I enjoyed these few moments of assessment but despised delay and prevarication in the condemned. I stepped off the bench.

In darkness I engaged a final hope that the rope was adequate to send me to oblivion. And indeed, as the base fell out of the earth beneath my feet, I felt gravity and the noose connive to produce an enormous blow to the right side of my neck, below my ear, nearly adequate to sever the head from its shoulders.

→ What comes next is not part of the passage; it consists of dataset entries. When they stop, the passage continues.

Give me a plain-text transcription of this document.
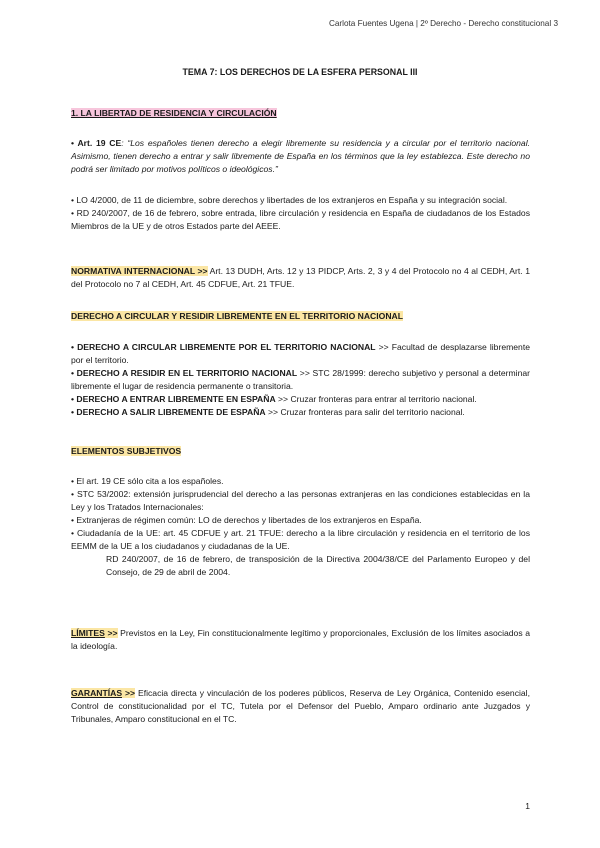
Carlota Fuentes Ugena | 2º Derecho - Derecho constitucional 3
TEMA 7: LOS DERECHOS DE LA ESFERA PERSONAL III
1. LA LIBERTAD DE RESIDENCIA Y CIRCULACIÓN

• Art. 19 CE: “Los españoles tienen derecho a elegir libremente su residencia y a circular por el territorio nacional. Asimismo, tienen derecho a entrar y salir libremente de España en los términos que la ley establezca. Este derecho no podrá ser limitado por motivos políticos o ideológicos.”

• LO 4/2000, de 11 de diciembre, sobre derechos y libertades de los extranjeros en España y su integración social.

• RD 240/2007, de 16 de febrero, sobre entrada, libre circulación y residencia en España de ciudadanos de los Estados Miembros de la UE y de otros Estados parte del AEEE.

NORMATIVA INTERNACIONAL >> Art. 13 DUDH, Arts. 12 y 13 PIDCP, Arts. 2, 3 y 4 del Protocolo no 4 al CEDH, Art. 1 del Protocolo no 7 al CEDH, Art. 45 CDFUE, Art. 21 TFUE.

DERECHO A CIRCULAR Y RESIDIR LIBREMENTE EN EL TERRITORIO NACIONAL

• DERECHO A CIRCULAR LIBREMENTE POR EL TERRITORIO NACIONAL >> Facultad de desplazarse libremente por el territorio.

• DERECHO A RESIDIR EN EL TERRITORIO NACIONAL >> STC 28/1999: derecho subjetivo y personal a determinar libremente el lugar de residencia permanente o transitoria.

• DERECHO A ENTRAR LIBREMENTE EN ESPAÑA >> Cruzar fronteras para entrar al territorio nacional.

• DERECHO A SALIR LIBREMENTE DE ESPAÑA >> Cruzar fronteras para salir del territorio nacional.

ELEMENTOS SUBJETIVOS

• El art. 19 CE sólo cita a los españoles.

• STC 53/2002: extensión jurisprudencial del derecho a las personas extranjeras en las condiciones establecidas en la Ley y los Tratados Internacionales:

• Extranjeras de régimen común: LO de derechos y libertades de los extranjeros en España.

• Ciudadanía de la UE: art. 45 CDFUE y art. 21 TFUE: derecho a la libre circulación y residencia en el territorio de los EEMM de la UE a los ciudadanos y ciudadanas de la UE.

RD 240/2007, de 16 de febrero, de transposición de la Directiva 2004/38/CE del Parlamento Europeo y del Consejo, de 29 de abril de 2004.

LÍMITES >> Previstos en la Ley, Fin constitucionalmente legítimo y proporcionales, Exclusión de los límites asociados a la ideología.

GARANTÍAS >> Eficacia directa y vinculación de los poderes públicos, Reserva de Ley Orgánica, Contenido esencial, Control de constitucionalidad por el TC, Tutela por el Defensor del Pueblo, Amparo ordinario ante Juzgados y Tribunales, Amparo constitucional en el TC.

1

And yet it was not adequate to bear my senses away, and all was consumed by the sensation of choking and of futilely seeking solidity, desiring it all at once as nothing had ever been desired, neither woman nor property nor wealth. I told myself that I had now taken adequate punishment, and already knew hell, and was entitled to draw back. For the blackness of the woolshed flashed with light and burned and burned in great gusts of airlessness. The earth was my hard spouse and would not return to me now that I had abandoned it. My father walked in from the sheep yards and added the pages of his book to the flames of my agony. And I saw, as a concrete figure stepping towards me, in a rush, howling, Death in dark weeds, scythe in hand, eager to close the transaction. The dullest, most gelid moonlight delineated the blade as it sliced at my head. I fell, and there was solid ground again, the ground, I supposed, of my interment. A hand worked at my hangman’s knot, and lost air, as painful as lost limbs, ached into my body.

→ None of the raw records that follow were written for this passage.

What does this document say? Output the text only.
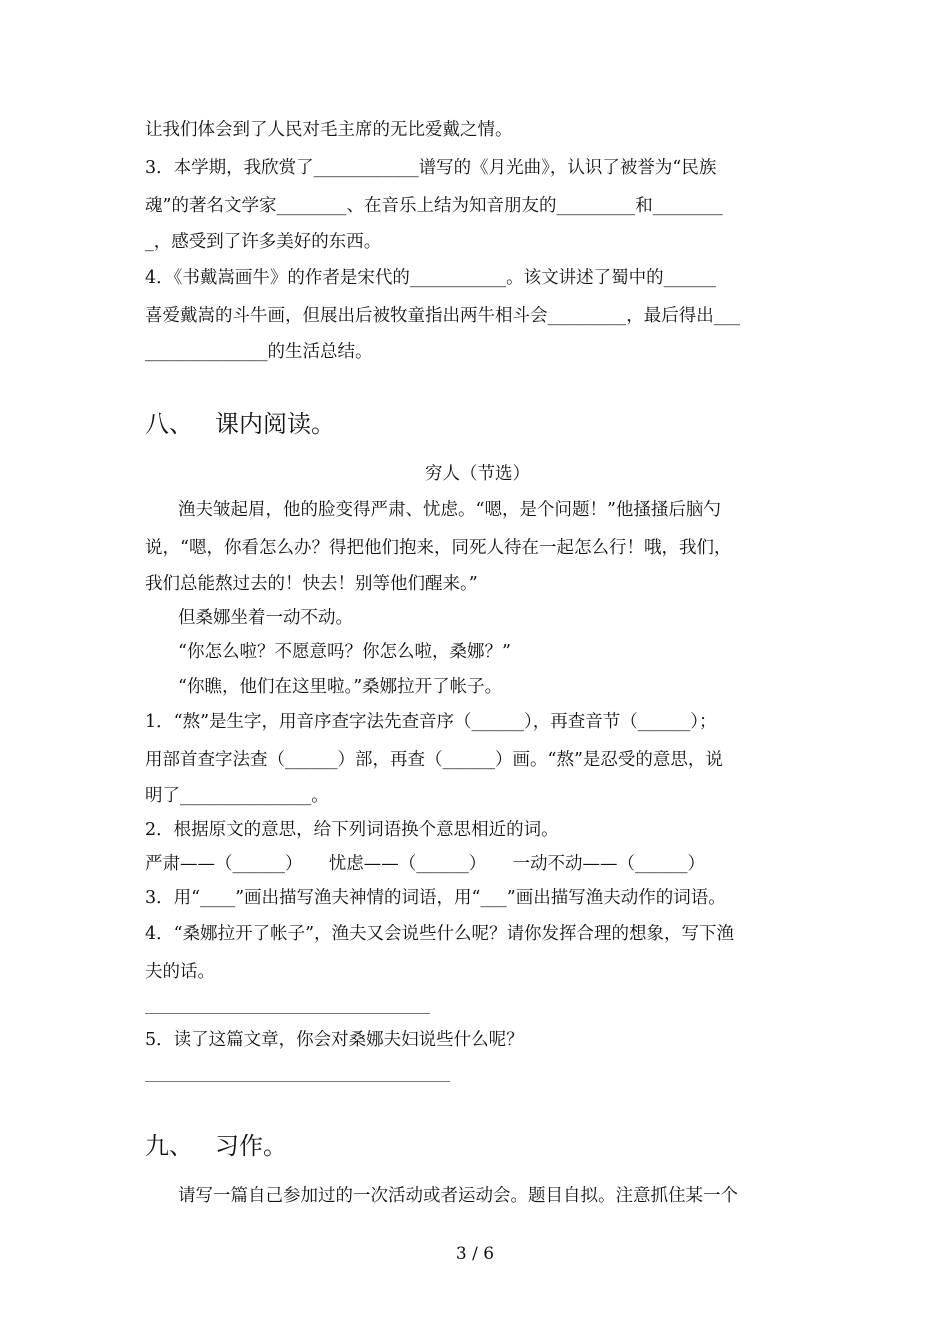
让我们体会到了人民对毛主席的无比爱戴之情。
3．本学期，我欣赏了____________谱写的《月光曲》，认识了被誉为“民族
魂”的著名文学家________、在音乐上结为知音朋友的_________和________
_，感受到了许多美好的东西。
4．《书戴嵩画牛》的作者是宋代的___________。该文讲述了蜀中的______
喜爱戴嵩的斗牛画，但展出后被牧童指出两牛相斗会_________，最后得出___
______________的生活总结。
八、 课内阅读。
穷人（节选）
渔夫皱起眉，他的脸变得严肃、忧虑。“嗯，是个问题！”他搔搔后脑勺
说，“嗯，你看怎么办？得把他们抱来，同死人待在一起怎么行！哦，我们，
我们总能熬过去的！快去！别等他们醒来。”
但桑娜坐着一动不动。
“你怎么啦？不愿意吗？你怎么啦，桑娜？”
“你瞧，他们在这里啦。”桑娜拉开了帐子。
1．“熬”是生字，用音序查字法先查音序（______），再查音节（______）；
用部首查字法查（______）部，再查（______）画。“熬”是忍受的意思，说
明了_______________。
2．根据原文的意思，给下列词语换个意思相近的词。
严肃——（______）　　忧虑——（______）　　一动不动——（______）
3．用“____”画出描写渔夫神情的词语，用“___”画出描写渔夫动作的词语。
4．“桑娜拉开了帐子”，渔夫又会说些什么呢？请你发挥合理的想象，写下渔
夫的话。
5．读了这篇文章，你会对桑娜夫妇说些什么呢？
九、 习作。
请写一篇自己参加过的一次活动或者运动会。题目自拟。注意抓住某一个
3 / 6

‘Mr Bettany,’ said the reaper in Bernard’s voice, ‘whatever are you at for sweet God’s sake?’

The reason Death had Bernard’s voice was that I had misidentified. The one figure there was simply Bernard, straddling me with her thighs, shaking the air back into me. I felt great strength in her long hands.

‘Do you think it can be as easy as that, do you?’ she asked me, and so drew her right fist back and smashed it against my jaw. The woolshed filled up with light again, but I thought in a powerful, instant, fuddled way, ‘This woman may well teach me to accommodate myself in the world again.’

Reborn of her, I found myself engorged with love of the living, and dragged her towards me, a huge endeavour towards which she seemed to add her own strength. Soon I who had had no air was howling and
aching into her. Though within days of my wife’s burial, all this did not have the cast of betrayal. Rather, of triumph, and a necessary rite of resuscitation.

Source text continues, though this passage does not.